At the time, I’d been working as a producer for a PBS affiliate, and had been shooting interviews with crews all over New England on a regular basis, so asking women to talk about a breast-based wisdom felt reasonable and easy to arrange.
After finding 9 intrepid souls, a small crew and I shot the interviews over 2 weekends in 2012. It was immediately clear that the premise of the inquiry - the exploration of a breast-based wisdom - resuscitated a hidden trove of long-suppressed memories. I knew I’d discovered a framework for a discourse that deserved my full attention, so I resigned from the position I’d held at WGBY-TV for 12 years, and began to devote myself to The Breast Archives.
I'll never forget those interviews for a long as I live... Each of the participants had agreed in advance to remove her blouse at some point during the interview, and there were moments of nervousness as they removed their clothing.
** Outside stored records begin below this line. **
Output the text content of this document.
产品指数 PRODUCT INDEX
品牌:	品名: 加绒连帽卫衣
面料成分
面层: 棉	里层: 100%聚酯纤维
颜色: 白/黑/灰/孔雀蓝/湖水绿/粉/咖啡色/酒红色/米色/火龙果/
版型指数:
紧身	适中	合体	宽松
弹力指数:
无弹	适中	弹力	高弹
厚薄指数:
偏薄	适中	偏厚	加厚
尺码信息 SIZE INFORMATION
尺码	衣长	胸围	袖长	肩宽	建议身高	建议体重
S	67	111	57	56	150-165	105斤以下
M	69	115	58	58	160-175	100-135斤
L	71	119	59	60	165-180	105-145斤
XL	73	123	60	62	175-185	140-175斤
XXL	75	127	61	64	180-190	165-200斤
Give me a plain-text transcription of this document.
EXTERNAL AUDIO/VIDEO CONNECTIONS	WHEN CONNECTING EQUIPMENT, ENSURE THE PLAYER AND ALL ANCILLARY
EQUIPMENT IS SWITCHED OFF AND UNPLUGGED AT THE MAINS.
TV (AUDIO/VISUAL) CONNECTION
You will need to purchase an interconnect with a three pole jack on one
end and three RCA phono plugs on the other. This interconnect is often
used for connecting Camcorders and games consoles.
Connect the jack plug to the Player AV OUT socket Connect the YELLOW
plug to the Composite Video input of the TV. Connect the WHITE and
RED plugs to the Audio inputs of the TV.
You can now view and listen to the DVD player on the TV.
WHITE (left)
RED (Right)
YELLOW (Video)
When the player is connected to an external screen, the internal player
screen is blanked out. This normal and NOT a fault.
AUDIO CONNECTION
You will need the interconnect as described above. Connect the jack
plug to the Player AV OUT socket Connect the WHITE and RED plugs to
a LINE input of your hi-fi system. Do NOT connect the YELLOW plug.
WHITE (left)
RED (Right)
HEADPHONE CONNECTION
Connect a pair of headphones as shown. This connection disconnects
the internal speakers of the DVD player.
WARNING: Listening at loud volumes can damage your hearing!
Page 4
But these moments were fleeting and quickly shifted toward feelings of generosity, authenticity, and a very dignified courage.
I know that the toplessness contained in The Breast Archives might make some people uncomfortable, and that it will elicit emotions, memories, and provocative discussions. But I am intrigued by a new context for how women and men can perceive and experience women’s bodies, and my hope is that the documentary will start a conversation that can benefit everyone, both female and male, and our society as a whole.